Augusto Nardes, ministro do Tribunal de Contas da União, citado na Operação Zelotes, relator das contas rejeitadas por causa das pedaladas, diz agora que as pedaladas não são o mais importante no processo de impeachment, mas sim os decretos de suplementação de créditos.
A comissão de perícia do Senado, que o relator do impeachment, o tucano Antonio Anastasia, queria evitar, foi categórica: nos documentos, não há indício de responsabilidade de Dilma nas pedaladas.
Pode ter-se omitido, não há indícios de que agiu.
A hipótese da omissão é o último recurso da falta de provas.
A mesma comissão de perícia informa que, na longa cadeia dos decretos suplementares, a presidente não foi alertada pelos elos responsáveis de qualquer irregularidade. A comissão não julga. Faz o que os senadores deveriam fazer e, antes deles, os deputados: posiciona-se com base nos documentos.
Dilma não pode ser afastada por má gestão, pois não está na regra do jogo.
Não pode ser derrubada pelo “conjunto da obra”, pois esse elemento não está no processo.
Não pode ser apeada por corrupção, pois não é formalmente acusada e, no processo em curso no Senado, corrupção não faz parte das imputações em investigação para julgamento.
As pedaladas acabaram.
Restam os decretos suplementares.
O Congresso Nacional validou os decretos de Dilma no final de 2015.
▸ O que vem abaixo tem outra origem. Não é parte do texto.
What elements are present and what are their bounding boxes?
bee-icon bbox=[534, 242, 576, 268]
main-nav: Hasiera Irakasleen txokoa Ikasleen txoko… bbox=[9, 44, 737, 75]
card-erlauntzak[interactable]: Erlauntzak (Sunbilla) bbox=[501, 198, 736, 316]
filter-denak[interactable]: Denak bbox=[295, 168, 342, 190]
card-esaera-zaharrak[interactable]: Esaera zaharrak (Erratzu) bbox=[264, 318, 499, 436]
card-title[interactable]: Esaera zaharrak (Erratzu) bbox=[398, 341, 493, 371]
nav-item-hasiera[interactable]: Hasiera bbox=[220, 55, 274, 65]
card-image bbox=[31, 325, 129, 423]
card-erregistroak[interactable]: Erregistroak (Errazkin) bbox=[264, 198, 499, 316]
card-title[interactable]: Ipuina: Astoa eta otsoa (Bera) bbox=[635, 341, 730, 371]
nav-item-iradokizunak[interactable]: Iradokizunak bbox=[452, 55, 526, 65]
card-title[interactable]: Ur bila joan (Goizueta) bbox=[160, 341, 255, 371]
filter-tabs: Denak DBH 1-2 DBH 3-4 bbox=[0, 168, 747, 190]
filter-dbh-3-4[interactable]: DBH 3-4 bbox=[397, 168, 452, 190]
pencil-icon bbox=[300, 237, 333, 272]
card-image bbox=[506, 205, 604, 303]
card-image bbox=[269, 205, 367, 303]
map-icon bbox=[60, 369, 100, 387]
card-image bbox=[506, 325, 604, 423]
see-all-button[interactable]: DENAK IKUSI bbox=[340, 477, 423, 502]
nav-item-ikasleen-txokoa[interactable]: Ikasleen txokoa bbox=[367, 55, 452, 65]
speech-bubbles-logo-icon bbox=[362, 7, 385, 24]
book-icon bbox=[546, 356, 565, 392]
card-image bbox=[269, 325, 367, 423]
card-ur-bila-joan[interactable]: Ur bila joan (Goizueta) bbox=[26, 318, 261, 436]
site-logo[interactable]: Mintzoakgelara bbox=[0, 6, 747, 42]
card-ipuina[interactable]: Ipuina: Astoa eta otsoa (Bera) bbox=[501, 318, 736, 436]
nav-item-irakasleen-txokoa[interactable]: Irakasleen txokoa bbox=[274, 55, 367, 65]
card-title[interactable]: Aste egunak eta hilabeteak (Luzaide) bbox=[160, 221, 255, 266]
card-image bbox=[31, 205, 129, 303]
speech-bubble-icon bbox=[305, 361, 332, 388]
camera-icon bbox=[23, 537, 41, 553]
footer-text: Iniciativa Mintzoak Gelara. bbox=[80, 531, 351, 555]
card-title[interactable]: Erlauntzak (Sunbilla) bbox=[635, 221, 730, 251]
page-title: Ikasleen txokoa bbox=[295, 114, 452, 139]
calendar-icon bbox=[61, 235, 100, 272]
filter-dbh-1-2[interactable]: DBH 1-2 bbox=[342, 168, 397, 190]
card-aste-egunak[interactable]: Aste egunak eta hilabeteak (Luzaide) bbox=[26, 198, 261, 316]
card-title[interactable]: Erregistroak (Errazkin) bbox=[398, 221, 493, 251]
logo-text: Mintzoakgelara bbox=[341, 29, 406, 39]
Vai o Senado derrubar Dilma Rousseff, num arrependimento ou num esquecimento do que fez em plena luz do dia ou sob os holofotes da noite, pelo que ajudou a legitimar há menos de seis meses?
Dilma será afastada por, na versão dela, ter realocado recursos sem aumentar gastos?
Vai cair por ter alterado a meta fiscal, ou seja, a previsão de superavit primário, isto é, a economia de recursos às custas do povo para pagar juros extorsivos a banqueiros estrangeiros?
Seria essa a versão do entreguismo hipermoderno?
Dilma Rousseff cairá, do ponto de vista das razões não ditas e dos elementos restantes no processo, por não ter entregue o Pré-Sal às petroleiras internacionais e por ter economizado pouco para bancar agiotas internacionais? O julgamento só é político por ser feito por políticos. A base do julgamento continua jurídica: de que é acusada a presidente? Qual a prova de que cometeu crime de responsabilidade?
É crime de responsabilidade, no meio da crise, poupar menos para pagar credores abusivos?
A crise internacional não foi vista como razão para a bancarrota brasileira, mas passou a ser citada, pela mídia em campanha contra Dilma, para justificar a derrocada do Rio de Janeiro.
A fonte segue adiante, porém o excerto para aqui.